In Stuttgart wird gegen vier Terrorverdächtige verhandelt Foto: dpa

Am Dienstag hat vor dem Stuttgarter Oberlandesgericht der Mammutprozess gegen vier Terrorverdächtige begonnen. Sie sollen für eine linksextremistische türkische Gruppe gearbeitet haben. Im Saal hatten sie einige Unterstützung.

Stuttgart - Mit einem Mal steht der ganze Gerichtssaal. Als der erste Angeklagte hereingeführt wird, erhebt sich das Publikum, spendet tosenden Applaus und skandiert auf Türkisch: „Die revolutionären Gefangenen sind unsere Ehre.“ Rund 70 Familienangehörige, Freunde und Mitstreiter der vier Angeklagten, drei Männer und eine Frau, sind aus halb Europa zum Prozess gekommen. Sie reagieren am ersten Verhandlungstag nicht nur einmal mit stehenden Ovationen auf das Erscheinen und die Ausführungen der Angeklagten.
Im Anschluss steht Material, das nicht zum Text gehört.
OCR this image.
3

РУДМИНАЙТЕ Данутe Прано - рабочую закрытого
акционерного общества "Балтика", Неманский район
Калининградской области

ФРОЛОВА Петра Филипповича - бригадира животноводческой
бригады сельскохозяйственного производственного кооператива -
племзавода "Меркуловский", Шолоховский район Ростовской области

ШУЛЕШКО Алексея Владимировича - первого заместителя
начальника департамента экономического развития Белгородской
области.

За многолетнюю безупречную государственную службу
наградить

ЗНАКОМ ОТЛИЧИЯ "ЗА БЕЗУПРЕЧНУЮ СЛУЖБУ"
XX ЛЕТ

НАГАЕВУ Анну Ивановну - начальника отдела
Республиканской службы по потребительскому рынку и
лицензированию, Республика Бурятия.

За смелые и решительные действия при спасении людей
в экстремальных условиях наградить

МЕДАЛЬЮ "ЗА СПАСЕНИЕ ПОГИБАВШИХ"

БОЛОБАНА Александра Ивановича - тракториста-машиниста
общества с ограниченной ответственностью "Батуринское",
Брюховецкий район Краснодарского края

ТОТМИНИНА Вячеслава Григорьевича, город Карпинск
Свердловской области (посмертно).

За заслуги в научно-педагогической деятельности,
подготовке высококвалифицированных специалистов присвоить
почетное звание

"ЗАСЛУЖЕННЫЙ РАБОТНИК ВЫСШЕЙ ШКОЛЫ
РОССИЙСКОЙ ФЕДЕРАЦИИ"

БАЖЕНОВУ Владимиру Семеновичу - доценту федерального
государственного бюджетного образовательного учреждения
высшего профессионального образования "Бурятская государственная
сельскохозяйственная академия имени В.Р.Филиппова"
Der Prozess vor dem Oberlandesgericht, der bis in den Januar dauern soll, wird von hohen Sicherheitsvorkehrungen begleitet. Schließlich geht es um den Vorwurf der Mitgliedschaft in einer ausländischen terroristischen Vereinigung. Die zwischen 33 und 42 Jahre alten Männer und die 37-jährige Frau sind im vergangenen Sommer in Deutschland und Österreich festgenommen worden. Sie sollen hohe Funktionäre der Revolutionären Volksbefreiungspartei-Front (DHKP-C) sein. Die linksextremistische Gruppe hat sich in den vergangenen Jahren zu zahlreichen Selbstmordattentaten und weiteren Anschlägen in der Türkei mit mehreren Toten bekannt. Sie strebt damit den Sturz der Regierung und die Einsetzung einer kommunistischen Führung an.

Die Anklage der Generalbundesanwaltschaft wirft den vier Angeklagten vor, wichtige Funktionen für den Auslandsarm der Terrorgruppe erfüllt zu haben. Einer von ihnen ist deswegen bereits einmal zu einer Haftstrafe verurteilt worden. Die vier sollen Geld beschafft, Schulungen geleitet, Propagandamaterial hergestellt und verteilt sowie Kontakte zu den höchsten Vertretern der Gruppe unterhalten haben.

Der erste Verhandlungstag bringt zu diesen Vorwürfen nur magere Erkenntnisse. Zunächst beklagen die acht Verteidiger die Einzelhaftbedingungen in Stammheim und die Sitzordnung im Gerichtssaal. Dort ist jeweils ein Justizbeamter zwischen den Angeklagten positioniert, damit diese nicht miteinander reden können. Mehrere Dolmetscher übersetzen . Erst am Nachmittag kann die Anklageschrift verlesen werden.

Drei der Angeklagten kündigen an, sich zu den Vorwürfen äußern zu wollen. Den Anfang macht der Älteste von ihnen – mit einer einstündigen Erklärung. Zur Anklage sagt er nur: „Die Bundesanwaltschaft versagt und klagt ganz und gar unschuldige Menschen an.“ Der Rest ist eine Abhandlung über Rassismus und Faschismus, der von Altkanzler Kohl bis zum NSU-Prozess reicht. Den USA wirft der Mann „Massaker, Folter und Vergewaltigung“ vor. „Die USA sind der Feind der Völker der Welt“, sagt er – und die türkische Regierung deren faschistische Marionette, die das Volk unterdrücke.

Der Prozess geht am Donnerstag weiter. Mutmaßlich mit tosendem Applaus.